Boeing jumps as FAA clears 737 Max to resume flight testing
The Federation Aviation Administration cleared the Boeing 737 Max for test flights one year after its grounding.
Boeing's most popular aircraft was grounded worldwide in March 2019 after it was discovered that part of its software was faulty and had caused two deadly crashes in previous months.
Key test flights that could help revive the grounded model could begin as early as Monday after being given the green light by US regulators.
The email to lawmakers said the FAA was “clearing the way for flight certification testing to begin. Flights with FAA test pilots could begin as early as tomorrow, evaluating Boeing’s proposed changes to the automated flight control system on the 737 Max”.
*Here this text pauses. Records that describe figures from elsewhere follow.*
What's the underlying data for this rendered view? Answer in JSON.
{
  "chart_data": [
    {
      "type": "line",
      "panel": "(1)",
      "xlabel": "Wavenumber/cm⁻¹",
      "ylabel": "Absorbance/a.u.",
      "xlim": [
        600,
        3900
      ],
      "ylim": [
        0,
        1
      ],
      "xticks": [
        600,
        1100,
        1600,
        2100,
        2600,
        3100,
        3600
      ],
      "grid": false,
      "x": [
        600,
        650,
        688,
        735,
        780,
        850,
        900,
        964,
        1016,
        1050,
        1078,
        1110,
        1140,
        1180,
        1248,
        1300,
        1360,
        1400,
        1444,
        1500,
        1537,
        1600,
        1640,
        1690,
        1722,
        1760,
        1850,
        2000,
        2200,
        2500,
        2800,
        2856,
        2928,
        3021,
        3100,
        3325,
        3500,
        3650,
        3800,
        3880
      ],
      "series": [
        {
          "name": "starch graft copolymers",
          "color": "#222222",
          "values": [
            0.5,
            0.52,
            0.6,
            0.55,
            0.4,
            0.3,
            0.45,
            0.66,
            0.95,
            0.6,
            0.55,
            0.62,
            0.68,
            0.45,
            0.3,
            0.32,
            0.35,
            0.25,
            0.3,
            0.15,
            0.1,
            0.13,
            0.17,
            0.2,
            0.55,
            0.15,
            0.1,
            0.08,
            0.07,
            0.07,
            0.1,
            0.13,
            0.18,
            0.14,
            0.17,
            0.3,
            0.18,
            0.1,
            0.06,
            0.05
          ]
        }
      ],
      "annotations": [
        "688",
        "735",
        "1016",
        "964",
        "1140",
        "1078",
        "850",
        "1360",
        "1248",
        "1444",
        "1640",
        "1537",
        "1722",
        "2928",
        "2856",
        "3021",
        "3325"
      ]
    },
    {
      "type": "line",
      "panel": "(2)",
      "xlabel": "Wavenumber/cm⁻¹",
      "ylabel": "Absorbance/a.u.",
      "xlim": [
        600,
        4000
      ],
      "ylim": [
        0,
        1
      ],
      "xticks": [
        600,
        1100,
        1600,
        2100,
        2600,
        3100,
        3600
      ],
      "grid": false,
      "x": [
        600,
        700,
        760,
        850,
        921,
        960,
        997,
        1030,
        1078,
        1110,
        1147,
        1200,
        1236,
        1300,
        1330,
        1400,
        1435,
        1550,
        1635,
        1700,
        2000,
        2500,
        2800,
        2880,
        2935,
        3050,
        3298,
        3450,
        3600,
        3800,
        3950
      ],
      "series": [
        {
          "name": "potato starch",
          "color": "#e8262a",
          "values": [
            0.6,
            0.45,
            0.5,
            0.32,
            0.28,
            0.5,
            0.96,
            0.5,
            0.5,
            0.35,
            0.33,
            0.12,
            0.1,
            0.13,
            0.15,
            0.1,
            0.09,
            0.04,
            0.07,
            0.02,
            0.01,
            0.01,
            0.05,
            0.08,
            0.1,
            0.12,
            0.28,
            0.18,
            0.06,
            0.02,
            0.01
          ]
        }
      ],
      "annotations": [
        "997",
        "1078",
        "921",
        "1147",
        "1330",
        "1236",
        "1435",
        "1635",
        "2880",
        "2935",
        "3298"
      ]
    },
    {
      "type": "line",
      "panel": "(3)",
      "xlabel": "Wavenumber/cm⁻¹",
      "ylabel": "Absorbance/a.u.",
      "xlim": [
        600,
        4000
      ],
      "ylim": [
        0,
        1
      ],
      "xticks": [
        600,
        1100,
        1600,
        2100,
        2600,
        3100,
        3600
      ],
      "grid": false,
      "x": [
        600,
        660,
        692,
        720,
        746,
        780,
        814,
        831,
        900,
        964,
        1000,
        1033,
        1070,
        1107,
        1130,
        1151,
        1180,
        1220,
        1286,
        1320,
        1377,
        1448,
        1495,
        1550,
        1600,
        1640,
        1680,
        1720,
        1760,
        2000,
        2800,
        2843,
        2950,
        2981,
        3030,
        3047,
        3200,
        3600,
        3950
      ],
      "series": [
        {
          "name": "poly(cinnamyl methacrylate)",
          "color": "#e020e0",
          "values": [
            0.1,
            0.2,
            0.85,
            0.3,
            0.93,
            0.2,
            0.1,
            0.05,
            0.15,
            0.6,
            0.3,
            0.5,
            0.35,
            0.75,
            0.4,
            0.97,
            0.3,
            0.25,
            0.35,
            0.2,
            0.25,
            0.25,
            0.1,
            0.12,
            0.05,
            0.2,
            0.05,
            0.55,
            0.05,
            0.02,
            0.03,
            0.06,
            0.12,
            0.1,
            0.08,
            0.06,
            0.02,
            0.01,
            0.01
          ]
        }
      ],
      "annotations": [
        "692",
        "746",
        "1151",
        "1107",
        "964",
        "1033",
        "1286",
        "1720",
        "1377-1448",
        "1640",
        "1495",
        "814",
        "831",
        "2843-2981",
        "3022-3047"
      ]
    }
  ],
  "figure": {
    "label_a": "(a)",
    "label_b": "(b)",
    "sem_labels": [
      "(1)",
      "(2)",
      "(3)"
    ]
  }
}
Nevertheless, the FAA said it had “not made a decision” on whether the plane could return to service.
It could take weeks to analyse data from the test flights. But even if this process is successful, further flying, training of pilots, and clearance will be needed.
The EU’s Aviation Safety Agency has insisted on carrying out its own safety assessments rather than accepting tests run by the FAA.
After the two crashes, a US congressional report had since accused Boeing of promoting a “culture of concealment” and of “grossly inefficient” oversight.
It said the company “jeopardised the safety of the flying public” in its attempts to get the 737 Max approved by regulators. As a result the FAA was also heavily scrutinised.